SCENA VII (Piosenka na mel. „Fotografia”) Gdy z historią masz problemy, to podążaj Do stoiska, gdzie historyk wokół krąży. Drugi raz - recytacja Z uśmiechem pod wąsem rabatu udzieli, Byśmy fakty historyczne zrozumieli. (Sprzedawca reklamuje stoisko historyczne – okrzyk VI, podchodzi mężczyzna i ogląda towar na straganie.) M.: Dzień dobry! Sp.: Dzień dobry! W czym mogę pomóc? M.: Proszę pana, moja córka ma strasznego hopla na punkcie białych plam w historii Polski. Szuka ich wszędzie. Sprawdza, czy aby na pewno Jagiełło pokonał pod Grunwaldem Krzyżaków albo co się stało z Kasztanką Marszałka Piłsudskiego. Może została wypchana jak Szarik z „Czterech pancernych...”? A zgłębiając historię miecza koronacyjnego królów polskich – Szczerbca, kazała sobie usunąć dwa przednie zęby. Nie wiem już, co będzie, gdy zacznie się interesować Potopem Szwedzkim, mieszkanie mi zaleje. Może znalazłby pan środek do usuwania tych białych plam z historii? Sp.: Obawiam się, że sprawa nie jest taka prosta. Przypadek pańskiej córki, znany w nauce jako „blankus plamus obsesjonikus” jest prawie beznadziejny.
M.: To co ja mam zrobić? Sp.: Proszę zakupić u mnie kilka nowych, nieu żywanych testów. Niech córka rozwiąże je, a dolegliwości miną, jak ręką odjął.M.: Dziękuję bardzo! (Kupuje testy i odchodzi.)
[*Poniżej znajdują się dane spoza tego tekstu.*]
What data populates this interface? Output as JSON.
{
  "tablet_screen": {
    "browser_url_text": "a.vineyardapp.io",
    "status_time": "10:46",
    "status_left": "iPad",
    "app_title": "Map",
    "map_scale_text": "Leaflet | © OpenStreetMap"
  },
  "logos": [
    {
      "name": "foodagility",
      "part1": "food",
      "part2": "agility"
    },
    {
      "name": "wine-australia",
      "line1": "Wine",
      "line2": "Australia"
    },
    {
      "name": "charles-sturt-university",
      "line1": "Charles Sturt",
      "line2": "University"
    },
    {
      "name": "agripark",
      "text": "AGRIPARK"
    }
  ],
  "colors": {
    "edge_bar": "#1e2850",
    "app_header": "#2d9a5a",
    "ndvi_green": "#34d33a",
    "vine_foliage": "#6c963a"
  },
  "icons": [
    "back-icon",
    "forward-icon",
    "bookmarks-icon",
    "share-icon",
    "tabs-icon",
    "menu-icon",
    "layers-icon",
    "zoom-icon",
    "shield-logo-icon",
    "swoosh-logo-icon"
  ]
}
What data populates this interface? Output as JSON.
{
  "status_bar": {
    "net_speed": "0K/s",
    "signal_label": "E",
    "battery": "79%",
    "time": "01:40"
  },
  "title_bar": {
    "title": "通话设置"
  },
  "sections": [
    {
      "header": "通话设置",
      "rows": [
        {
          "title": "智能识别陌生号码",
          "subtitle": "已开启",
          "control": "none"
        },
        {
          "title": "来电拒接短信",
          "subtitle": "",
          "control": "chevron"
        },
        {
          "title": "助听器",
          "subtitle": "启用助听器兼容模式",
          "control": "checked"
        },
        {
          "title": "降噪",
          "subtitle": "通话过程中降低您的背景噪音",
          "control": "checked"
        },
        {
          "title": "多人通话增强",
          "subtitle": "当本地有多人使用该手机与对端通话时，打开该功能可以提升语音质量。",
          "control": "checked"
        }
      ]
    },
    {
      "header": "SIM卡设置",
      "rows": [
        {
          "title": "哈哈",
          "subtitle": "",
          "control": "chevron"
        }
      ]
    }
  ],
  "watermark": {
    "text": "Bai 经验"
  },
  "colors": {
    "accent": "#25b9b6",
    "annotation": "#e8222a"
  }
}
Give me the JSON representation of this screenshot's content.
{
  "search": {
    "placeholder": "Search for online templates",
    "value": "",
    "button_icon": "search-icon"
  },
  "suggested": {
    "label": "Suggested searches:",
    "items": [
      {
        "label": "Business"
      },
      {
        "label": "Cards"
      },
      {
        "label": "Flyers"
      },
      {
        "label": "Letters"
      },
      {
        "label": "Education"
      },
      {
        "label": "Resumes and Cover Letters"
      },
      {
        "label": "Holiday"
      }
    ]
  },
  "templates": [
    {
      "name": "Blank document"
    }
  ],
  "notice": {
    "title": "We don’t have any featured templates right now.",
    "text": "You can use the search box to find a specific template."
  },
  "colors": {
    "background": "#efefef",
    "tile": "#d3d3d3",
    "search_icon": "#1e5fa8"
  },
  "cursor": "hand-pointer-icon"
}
SCENA VIII (Piosenka na mel. „Mam 6 lat”) W klasach I-III potrzebny elementarz, A gdzie go kupić, łatwo zapamiętasz. Bo w promocji jest tabliczka mnożenia, Kolorowe liczby są do kupienia. (Do straganu podchodzi mężczyzna, wyraźnie widać, że nie bardzo wie, co ma kupić.) Sp.: Słucham? M.: Książki dla syna chciałem kupić. Sp.: Ale jakie książki? M.: ( zdziwiony) Jak to, jakie? Do szkoły! Sp.: A do której klasy? M.: A skąd mam wiedzieć, jak on jeszcze do szkoły nie chodzi? Sp.: No to po co mu książki?! M.: Jak to, po co? K o b i t a mnie przysłała, to p r z y s z ł e m. Sp.: Przyszedłem. M.: Eee, jak pan po to samo przyszedł, to się od pana niczego nie dowiem. (Wzrusza ramionami i odchodzi.) SCENA IX (Piosenka na mel. „Jadą misie”) Stragan przyrodniczy, Bardzo malowniczy. Są tu rybki i żaby, gąsienice i kraby, Nauczyciel zniżkę da tylko uczniom z IV a. (Sprzedawca reklamuje stragan przyrodniczy – okrzyk IV, do stoiska podchodzi staruszka, trochę głucha.) St.: Szukam czegoś dla mojego wnusia. Sp.: Mchy, porosty, bratki, tudzież inne kwiatki, zielniki, mikroskopy, żaby w formalinie! St.: Żaby w formalinie?! A co się z tym robi? Sp.: Demonstruje. Najlepiej nauczyciel na lekcji przyrody. St.: Co?! D e g u s t u j e?! A czy to zdrowe? Ekologiczne? Naturalnie karmione? Biedne te nauczyciele, takie świństwa każą im na lekcjach zjadać! Ale cóż, pensje byle jakie, to i jedzą nie najlepiej. (Kiwa ze współczuciem głową.)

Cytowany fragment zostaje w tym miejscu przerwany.